Pour sa part, Payadowa Boukpessi, le ministre de l'Administration territoriale, de la Décentralisation et des Collectivités locales a salué le vote "démocratique" des députés, assurant qu'un "referendum consacré aux dites réformes" sera organisé "dans les prochains mois".

Pour échapper à un référendum, ce projet de révision constitutionnelle devait être adopté directement en plénière, avec un vote des 4/5e des députés. Un quorum que le RPT/UNIR au pouvoir n’a pas pu réunir, puisqu’il n’a que 62 députés sur les 91 que compte l’Assemblée nationale. Il aurait fallu les voix des 29 autres députés de l’opposition, qui ont déserté l’hémicycle. N’ayant donc obtenu que 2/3 des voix, l’option du référendum devient inéluctable.

 

L’opposition maintient la pression

L'opposition exige le départ du pouvoir de Faure Gnassingbé.

L'opposition exige le départ du pouvoir de Faure Gnassingbé.
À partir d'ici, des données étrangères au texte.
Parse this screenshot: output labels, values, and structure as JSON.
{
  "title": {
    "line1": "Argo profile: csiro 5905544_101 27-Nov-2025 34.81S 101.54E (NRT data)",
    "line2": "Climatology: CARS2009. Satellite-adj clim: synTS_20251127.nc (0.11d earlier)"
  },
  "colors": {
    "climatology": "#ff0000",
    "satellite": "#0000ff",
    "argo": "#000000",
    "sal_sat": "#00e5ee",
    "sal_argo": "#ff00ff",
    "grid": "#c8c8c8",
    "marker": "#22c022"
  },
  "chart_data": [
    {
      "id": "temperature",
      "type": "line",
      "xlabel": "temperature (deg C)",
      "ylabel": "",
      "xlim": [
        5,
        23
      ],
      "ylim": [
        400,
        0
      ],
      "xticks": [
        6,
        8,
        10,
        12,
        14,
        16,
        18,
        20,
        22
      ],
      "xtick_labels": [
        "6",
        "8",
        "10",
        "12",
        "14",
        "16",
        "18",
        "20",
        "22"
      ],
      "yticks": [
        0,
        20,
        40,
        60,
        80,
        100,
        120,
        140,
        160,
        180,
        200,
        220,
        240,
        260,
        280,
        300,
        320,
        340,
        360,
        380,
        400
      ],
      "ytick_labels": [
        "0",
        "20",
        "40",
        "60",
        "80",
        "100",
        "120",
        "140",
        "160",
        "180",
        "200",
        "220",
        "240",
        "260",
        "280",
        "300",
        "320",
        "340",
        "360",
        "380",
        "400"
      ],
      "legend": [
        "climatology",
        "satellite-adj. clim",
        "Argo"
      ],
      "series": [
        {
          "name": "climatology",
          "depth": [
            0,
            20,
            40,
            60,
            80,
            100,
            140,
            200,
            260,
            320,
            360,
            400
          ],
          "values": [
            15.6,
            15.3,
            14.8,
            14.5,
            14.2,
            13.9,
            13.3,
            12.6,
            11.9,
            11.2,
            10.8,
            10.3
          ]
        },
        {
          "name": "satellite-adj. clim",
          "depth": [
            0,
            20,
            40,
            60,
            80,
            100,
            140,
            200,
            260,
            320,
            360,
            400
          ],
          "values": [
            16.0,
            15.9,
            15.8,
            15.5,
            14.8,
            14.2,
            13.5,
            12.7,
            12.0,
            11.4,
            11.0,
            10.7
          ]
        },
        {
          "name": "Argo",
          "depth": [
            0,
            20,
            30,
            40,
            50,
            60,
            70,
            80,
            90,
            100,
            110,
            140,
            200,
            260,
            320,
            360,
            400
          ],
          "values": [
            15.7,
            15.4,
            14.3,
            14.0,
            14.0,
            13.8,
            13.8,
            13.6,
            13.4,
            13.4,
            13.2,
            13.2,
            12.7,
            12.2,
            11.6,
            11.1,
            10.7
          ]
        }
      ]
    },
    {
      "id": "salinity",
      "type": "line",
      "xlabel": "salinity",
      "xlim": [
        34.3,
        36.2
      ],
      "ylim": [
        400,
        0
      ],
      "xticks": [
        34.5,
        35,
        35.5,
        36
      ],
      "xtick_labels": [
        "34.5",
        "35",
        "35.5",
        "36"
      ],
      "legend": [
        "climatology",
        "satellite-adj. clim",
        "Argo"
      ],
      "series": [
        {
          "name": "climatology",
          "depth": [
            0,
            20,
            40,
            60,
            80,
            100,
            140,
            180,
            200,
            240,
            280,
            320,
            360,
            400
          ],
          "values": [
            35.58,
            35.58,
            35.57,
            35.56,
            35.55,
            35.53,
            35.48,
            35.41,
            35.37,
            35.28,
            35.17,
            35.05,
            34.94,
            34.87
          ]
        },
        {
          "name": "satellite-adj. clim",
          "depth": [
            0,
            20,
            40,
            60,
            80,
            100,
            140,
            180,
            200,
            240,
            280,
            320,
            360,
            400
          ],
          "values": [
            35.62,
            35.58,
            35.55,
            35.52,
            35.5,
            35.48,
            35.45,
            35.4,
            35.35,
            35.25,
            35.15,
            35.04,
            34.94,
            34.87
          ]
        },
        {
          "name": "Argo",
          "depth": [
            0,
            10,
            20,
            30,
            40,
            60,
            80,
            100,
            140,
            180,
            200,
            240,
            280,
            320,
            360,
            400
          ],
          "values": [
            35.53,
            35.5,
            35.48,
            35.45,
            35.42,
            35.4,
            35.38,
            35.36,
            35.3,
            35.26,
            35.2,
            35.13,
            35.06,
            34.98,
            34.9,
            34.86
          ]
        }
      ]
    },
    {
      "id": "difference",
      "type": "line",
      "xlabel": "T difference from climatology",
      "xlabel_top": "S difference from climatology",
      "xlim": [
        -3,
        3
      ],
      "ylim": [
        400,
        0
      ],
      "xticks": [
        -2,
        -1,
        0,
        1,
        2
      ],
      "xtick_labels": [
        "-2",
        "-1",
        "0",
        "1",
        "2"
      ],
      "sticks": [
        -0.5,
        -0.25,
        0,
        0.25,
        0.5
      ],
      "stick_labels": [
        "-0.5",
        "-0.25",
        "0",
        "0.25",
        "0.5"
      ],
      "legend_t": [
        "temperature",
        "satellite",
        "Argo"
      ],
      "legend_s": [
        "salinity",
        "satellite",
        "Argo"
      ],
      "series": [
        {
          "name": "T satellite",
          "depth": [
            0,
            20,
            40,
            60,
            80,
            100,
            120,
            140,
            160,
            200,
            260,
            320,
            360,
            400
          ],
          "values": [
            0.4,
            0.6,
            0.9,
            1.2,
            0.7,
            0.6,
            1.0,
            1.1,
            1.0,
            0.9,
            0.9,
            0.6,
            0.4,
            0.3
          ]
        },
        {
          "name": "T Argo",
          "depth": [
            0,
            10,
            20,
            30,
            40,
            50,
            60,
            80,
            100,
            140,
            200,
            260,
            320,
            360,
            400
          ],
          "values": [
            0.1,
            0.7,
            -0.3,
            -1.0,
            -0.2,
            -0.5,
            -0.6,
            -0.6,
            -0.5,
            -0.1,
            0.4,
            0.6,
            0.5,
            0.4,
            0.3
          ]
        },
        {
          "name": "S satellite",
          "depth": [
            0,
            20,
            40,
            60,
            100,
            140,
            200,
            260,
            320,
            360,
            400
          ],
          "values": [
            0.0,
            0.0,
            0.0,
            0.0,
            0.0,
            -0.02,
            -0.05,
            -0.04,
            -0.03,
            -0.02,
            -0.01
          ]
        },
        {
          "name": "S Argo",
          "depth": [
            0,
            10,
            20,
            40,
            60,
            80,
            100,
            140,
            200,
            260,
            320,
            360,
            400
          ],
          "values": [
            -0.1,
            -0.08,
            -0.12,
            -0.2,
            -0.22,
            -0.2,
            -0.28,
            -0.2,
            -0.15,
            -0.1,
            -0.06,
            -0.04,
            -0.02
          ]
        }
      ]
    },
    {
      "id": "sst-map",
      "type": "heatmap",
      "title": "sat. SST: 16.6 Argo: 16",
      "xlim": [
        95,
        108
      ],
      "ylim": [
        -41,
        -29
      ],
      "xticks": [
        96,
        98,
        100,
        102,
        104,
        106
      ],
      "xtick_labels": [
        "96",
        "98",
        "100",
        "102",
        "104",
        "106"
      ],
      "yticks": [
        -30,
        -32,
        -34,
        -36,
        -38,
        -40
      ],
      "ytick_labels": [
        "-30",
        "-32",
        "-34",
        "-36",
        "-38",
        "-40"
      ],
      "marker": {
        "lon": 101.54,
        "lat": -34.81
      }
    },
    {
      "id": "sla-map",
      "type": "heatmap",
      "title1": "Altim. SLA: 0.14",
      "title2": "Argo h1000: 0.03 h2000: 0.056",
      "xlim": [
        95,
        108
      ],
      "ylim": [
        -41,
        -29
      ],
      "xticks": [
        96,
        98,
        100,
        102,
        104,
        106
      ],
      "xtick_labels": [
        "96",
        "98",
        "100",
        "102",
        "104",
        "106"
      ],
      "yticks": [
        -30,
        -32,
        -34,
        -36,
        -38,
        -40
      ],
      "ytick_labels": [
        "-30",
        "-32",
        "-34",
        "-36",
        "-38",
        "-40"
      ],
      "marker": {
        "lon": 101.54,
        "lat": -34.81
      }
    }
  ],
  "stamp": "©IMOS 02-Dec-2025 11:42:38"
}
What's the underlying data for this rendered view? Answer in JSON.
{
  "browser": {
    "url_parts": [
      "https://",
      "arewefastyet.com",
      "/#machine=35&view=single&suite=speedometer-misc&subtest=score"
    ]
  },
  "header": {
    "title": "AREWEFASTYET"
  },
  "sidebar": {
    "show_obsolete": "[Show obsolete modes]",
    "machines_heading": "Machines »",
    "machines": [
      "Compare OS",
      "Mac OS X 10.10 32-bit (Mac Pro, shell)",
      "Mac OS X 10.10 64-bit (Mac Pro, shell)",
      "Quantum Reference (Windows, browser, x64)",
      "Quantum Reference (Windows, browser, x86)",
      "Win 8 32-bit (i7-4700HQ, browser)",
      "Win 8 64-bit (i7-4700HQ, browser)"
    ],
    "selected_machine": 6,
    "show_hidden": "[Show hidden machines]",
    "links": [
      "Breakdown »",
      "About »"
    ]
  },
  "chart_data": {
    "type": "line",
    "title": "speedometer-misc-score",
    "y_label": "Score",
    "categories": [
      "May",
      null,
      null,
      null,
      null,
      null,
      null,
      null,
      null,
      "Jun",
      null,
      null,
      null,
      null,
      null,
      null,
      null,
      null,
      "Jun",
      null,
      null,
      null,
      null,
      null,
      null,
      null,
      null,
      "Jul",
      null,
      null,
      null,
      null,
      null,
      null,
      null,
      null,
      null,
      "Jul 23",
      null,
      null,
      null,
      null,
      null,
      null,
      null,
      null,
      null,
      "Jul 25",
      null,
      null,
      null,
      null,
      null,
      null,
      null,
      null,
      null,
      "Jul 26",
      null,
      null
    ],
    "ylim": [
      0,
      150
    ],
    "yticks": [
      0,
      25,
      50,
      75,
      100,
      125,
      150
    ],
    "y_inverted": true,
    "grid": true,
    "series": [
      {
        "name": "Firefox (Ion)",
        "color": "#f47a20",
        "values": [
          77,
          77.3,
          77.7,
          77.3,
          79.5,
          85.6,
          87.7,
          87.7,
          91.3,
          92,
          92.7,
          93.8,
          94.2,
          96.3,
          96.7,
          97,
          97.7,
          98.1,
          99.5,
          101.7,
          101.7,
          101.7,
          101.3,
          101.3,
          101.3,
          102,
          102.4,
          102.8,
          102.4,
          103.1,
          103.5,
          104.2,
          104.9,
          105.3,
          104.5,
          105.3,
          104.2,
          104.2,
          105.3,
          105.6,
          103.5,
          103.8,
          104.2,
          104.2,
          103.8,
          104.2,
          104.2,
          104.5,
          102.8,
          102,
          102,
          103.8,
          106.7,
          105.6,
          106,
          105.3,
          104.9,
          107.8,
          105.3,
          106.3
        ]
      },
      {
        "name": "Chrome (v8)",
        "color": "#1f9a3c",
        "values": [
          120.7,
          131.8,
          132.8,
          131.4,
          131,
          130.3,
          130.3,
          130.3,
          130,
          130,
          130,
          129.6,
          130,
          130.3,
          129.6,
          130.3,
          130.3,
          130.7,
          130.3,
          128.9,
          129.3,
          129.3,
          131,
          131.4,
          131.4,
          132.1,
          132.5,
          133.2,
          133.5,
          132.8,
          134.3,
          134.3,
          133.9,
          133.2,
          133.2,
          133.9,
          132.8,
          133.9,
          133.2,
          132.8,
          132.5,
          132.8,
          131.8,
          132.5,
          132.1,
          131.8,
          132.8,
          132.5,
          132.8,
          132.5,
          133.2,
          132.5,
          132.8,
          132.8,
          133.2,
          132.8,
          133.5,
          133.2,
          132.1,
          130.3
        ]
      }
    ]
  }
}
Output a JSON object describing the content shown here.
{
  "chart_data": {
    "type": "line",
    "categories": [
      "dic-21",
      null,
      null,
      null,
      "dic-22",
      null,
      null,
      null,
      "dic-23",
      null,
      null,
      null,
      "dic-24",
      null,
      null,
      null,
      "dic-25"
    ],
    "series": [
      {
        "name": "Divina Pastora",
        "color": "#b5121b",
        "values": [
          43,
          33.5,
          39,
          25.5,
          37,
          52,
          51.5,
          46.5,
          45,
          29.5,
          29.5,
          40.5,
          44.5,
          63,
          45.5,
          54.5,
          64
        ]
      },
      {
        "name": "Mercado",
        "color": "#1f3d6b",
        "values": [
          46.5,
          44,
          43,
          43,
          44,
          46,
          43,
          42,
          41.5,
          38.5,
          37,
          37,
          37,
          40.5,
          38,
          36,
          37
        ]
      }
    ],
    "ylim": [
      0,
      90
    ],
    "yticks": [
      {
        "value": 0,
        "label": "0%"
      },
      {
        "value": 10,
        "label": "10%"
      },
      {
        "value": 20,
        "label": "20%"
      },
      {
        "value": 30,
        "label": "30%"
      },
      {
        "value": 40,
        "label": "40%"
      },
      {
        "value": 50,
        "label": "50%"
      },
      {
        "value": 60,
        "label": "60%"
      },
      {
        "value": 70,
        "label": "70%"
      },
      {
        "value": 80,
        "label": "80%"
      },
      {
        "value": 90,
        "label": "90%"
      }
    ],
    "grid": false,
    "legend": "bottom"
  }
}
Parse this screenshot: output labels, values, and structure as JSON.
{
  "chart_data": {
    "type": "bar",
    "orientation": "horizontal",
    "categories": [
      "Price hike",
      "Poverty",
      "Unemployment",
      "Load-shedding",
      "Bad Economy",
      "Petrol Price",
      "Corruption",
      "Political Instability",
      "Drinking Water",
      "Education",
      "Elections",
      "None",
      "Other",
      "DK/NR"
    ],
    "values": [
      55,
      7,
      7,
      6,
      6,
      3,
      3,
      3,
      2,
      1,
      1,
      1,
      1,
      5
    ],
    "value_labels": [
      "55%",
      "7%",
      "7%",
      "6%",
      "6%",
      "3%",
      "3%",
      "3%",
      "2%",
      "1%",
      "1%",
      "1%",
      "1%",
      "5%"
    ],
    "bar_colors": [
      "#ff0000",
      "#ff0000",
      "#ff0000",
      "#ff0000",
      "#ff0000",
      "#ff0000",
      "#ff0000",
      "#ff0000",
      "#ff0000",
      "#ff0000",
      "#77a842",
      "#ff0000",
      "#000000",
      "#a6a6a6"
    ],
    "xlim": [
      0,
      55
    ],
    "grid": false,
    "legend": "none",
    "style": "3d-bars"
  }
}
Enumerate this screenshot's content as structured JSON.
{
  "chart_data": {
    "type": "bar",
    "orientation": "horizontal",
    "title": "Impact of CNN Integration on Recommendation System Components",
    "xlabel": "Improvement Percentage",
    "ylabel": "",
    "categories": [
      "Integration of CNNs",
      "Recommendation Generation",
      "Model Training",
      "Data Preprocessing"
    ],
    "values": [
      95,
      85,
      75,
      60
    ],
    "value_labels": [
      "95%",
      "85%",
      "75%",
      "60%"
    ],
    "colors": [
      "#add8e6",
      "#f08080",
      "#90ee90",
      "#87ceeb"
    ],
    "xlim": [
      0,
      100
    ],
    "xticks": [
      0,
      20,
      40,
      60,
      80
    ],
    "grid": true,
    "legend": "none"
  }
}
En dépit de la nouvelle donne, l'opposition ne veut pas lâcher la pression. Après le succès aussi historique qu'inattendu de ses marches des 6 et 7 septembre, qui ont réuni des centaines de milliers de personnes à travers le pays, elle entend rééditer l’exploit ce mercredi et jeudi. A travers un message vocal diffusé sur les réseaux sociaux, et notamment la plateforme de télécommunication WhatsApp, le chef de file de l’opposition Jean-Pierre Fabre a appelé ses partisans à "prendre part massivement aux manifestations", organisées dans le pays mercredi 19 et jeudi 20 septembre.

"Nous n'aurons pas de répit, nous n'aurons pas de repos tant que M. Faure Gnassingbé n'aura pas quitté le pouvoir comme vous le lui demandez", a lancé le président de l'ANC, l’Alliance nationale pour le changement. Du berger à la bergère, le parti au pouvoir appelle lui aussi ses partisans à manifester les mêmes jours que l’opposition.